“This will not do, Miss Bennet. You are not real, and the sooner I can convince myself of that fact, the sooner I will be free of this lunacy.”
Elizabeth shook her head, her tears forgotten in renewed exasperation at the gentleman. She ventured to look at him then. He sat with an air of feigned calm, one hand cupping his jaw, his fingers covering his mouth as he spoke. It was all quite distracting.
“Sir, I assure you. I am as real as you are.” Her brows lowered as she considered her strange new abilities. “At least, I think I am,” she whispered to herself.
(from Haunting Mr. Darcy, page 51)
KaraLynne Mackrory’s latest novel, Haunting Mr. Darcy, is a humorous, delightfully sweet retelling of Jane Austen’s Pride and Prejudice. Elizabeth Bennet, in a coma after a carriage accident, finds her spirit has been transported to a library, where slipping a hand through a book enables her to immediately absorb its contents. She thinks she’s having a splendid dream, until she realizes she’s in the London home of the disagreeable Mr. Darcy.
When Mr. Darcy sees Elizabeth in spirit form, he thinks he’s going mad. He was entranced by her back in Hertfordshire, and knowing that a match between them would be unsuitable, he has been trying hard to forget her ever since. But Elizabeth is somehow tethered to him and cannot leave his side, and it’s not long before Mr. Darcy’s family and servants notice his odd behavior, mainly that he is talking and laughing to himself.
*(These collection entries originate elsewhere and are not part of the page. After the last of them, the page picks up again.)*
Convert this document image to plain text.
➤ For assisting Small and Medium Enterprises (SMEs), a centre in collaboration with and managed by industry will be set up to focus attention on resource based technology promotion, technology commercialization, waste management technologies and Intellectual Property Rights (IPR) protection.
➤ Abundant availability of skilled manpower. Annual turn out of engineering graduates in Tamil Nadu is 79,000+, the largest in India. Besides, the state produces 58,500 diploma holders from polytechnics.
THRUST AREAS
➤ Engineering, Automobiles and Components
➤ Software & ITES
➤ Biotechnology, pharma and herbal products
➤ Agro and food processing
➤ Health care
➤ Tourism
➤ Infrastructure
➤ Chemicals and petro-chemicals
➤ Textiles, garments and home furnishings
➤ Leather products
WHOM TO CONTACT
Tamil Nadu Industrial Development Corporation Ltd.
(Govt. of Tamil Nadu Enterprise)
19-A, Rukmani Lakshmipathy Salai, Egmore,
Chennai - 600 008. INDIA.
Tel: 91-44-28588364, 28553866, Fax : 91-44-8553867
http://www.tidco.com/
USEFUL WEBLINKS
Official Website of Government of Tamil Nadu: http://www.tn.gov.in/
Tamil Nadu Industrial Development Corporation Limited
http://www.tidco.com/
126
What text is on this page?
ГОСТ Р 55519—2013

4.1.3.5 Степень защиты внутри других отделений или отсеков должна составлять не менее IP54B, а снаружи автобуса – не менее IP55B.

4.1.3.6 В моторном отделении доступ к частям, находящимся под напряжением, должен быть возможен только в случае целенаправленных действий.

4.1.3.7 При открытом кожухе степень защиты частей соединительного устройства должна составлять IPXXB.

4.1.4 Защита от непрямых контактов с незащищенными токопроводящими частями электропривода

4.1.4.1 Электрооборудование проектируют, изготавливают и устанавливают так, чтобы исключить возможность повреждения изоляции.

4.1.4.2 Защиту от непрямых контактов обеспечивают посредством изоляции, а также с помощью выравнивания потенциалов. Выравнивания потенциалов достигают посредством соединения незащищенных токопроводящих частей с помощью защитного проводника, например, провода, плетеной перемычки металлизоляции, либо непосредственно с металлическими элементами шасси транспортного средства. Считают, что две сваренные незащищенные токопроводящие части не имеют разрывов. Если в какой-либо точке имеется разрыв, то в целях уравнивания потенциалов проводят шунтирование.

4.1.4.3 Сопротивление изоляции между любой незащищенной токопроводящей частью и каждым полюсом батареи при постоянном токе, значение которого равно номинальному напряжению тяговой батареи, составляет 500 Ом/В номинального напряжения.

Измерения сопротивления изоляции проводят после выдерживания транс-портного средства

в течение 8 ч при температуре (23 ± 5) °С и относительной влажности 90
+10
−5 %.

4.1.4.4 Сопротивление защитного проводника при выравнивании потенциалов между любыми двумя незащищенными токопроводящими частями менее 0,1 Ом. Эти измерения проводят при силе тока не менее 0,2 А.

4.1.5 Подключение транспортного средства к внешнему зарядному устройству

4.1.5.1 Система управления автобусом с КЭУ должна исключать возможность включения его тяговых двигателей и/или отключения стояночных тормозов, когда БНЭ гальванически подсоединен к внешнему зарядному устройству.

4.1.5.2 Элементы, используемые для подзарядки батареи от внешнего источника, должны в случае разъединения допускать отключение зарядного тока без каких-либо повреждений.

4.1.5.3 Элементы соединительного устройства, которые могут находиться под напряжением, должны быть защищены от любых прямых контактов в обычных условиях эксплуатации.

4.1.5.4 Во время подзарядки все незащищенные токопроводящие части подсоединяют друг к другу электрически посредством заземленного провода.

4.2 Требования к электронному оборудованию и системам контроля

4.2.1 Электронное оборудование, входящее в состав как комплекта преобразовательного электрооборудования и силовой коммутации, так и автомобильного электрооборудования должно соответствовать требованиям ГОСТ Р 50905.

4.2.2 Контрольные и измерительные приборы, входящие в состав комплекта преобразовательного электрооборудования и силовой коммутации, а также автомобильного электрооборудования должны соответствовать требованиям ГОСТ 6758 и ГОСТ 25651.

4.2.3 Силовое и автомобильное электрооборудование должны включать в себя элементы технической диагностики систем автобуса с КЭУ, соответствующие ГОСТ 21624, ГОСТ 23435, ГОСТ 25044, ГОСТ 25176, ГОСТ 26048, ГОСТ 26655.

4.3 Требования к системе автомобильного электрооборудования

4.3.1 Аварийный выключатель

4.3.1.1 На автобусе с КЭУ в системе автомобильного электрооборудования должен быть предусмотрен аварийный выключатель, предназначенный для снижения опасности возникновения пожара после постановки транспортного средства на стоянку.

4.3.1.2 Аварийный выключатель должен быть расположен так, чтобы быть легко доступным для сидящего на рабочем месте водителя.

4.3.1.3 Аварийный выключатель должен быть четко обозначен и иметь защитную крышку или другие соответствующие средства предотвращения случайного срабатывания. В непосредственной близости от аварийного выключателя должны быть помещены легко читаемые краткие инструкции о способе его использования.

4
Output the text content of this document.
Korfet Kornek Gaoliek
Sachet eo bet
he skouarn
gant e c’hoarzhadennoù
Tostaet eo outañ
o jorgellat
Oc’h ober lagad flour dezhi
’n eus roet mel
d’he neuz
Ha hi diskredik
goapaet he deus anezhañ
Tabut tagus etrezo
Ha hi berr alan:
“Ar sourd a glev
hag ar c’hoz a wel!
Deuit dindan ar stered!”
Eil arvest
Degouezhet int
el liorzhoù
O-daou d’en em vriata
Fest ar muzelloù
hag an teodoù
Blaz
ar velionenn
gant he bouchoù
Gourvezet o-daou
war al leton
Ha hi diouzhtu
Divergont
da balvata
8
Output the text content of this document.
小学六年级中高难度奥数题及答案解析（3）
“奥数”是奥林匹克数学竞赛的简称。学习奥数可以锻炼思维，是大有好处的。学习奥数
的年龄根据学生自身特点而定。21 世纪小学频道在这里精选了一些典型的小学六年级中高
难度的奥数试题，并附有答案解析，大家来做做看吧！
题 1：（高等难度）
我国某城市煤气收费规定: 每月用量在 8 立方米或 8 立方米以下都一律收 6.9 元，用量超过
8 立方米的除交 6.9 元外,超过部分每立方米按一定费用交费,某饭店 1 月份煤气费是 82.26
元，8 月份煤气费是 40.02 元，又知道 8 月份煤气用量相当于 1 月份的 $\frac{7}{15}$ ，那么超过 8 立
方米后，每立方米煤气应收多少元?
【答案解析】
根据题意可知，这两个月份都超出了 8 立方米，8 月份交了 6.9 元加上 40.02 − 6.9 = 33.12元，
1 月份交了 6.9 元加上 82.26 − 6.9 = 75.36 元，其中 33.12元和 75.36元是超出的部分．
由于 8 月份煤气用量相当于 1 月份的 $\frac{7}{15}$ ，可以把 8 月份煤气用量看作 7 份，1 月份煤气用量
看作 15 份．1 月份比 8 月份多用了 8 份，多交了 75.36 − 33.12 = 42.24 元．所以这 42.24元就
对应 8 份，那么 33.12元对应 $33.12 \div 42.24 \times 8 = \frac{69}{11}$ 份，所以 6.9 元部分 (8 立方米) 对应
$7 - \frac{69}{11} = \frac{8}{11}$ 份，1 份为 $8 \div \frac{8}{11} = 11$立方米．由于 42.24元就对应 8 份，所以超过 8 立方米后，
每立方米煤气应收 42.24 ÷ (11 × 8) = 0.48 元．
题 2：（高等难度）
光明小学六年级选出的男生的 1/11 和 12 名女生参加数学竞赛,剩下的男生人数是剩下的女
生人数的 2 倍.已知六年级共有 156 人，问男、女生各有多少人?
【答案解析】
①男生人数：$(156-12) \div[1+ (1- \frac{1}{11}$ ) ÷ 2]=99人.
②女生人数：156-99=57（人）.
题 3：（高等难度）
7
Meanwhile, back at Longbourn, Elizabeth’s family keeps vigil at her bedside.
Haunting Mr. Darcy definitely is “a spirited courtship.” With Elizabeth’s ghost being dragged along with him everywhere, even his bedchamber, distracting him at every turn, there are plenty of funny moments to brighten what otherwise could be a dark tale. Mackrory uses Colonel Fitzwilliam to lighten the mood and prompt Mr. Darcy to act when all seems lost, and even Lydia Bennet’s story takes an unexpected turn. I especially loved the references to Persuasion, which is another of my favorite Austen novels.
Readers of these retellings obviously expect a happily ever after, and I loved that I had no idea how Mackrory would get Mr. Darcy and Elizabeth to that ending. I was intrigued by the prospect of a Pride and Prejudice ghost story of sorts, and I wasn’t disappointed. Haunting Mr. Darcy is among the most unique retellings I’ve come across so far, throwing Mr. Darcy and Elizabeth together at their weakest, removing the confines of society’s rules, and letting love take its course, complete with a believable paranormal twist.
Disclosure: I received Haunting Mr. Darcy from Meryton Press for review.